Methodology and Confidence
This May 2026 report was generated on June 10, 2026. Latest direct national data: May 2026. Latest direct Kansas City, MO-KS data: June 2026.
Confidence: Overall confidence: Medium. The local picture is usable but not deep, so some conclusions lean on statewide category trends and job-posting patterns.
Limitations
- Kansas City-specific hard labor data for this category is limited and slightly lagged, so the most current direct metro read here is the April 2026 unemployment rate and the latest local layoff context is from March 2026.[1][5]
- Where metro occupation-level series were not available, Missouri statewide Engineering & Scientific employment, postings, and salary data were used as a proxy for the Kansas City market.[2][7][24]

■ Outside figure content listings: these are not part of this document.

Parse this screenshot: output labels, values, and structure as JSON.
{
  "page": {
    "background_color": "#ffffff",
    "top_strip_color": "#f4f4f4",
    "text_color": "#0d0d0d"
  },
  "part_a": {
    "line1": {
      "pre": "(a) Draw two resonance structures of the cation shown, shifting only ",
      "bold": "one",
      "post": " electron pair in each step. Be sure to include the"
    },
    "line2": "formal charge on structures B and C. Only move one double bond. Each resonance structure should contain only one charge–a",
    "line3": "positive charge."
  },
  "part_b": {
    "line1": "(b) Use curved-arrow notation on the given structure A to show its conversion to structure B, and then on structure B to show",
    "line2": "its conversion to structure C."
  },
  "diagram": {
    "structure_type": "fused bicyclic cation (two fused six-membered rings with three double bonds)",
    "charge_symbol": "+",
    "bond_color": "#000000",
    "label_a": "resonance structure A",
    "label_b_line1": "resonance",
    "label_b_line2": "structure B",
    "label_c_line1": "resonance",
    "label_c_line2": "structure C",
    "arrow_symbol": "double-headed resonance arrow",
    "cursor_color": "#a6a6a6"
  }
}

- This category groups several different labor markets together—from civil and mechanical engineering to lab and research roles—so pay, credentials, and competition can vary sharply by specialty.
- The Callings.ai job database is a partial, deduplicated sample of online postings, so leading employer names, seniority mix, work arrangement, and repeated skill patterns are more reliable than exact counts or exact market shares.[3][16][6][4][11]
- Some national figures used for context are preliminary or economy-wide rather than Kansas City engineering-specific, so use them as backdrop for timing, not as a forecast for any single employer or subfield.[21][8][9][10]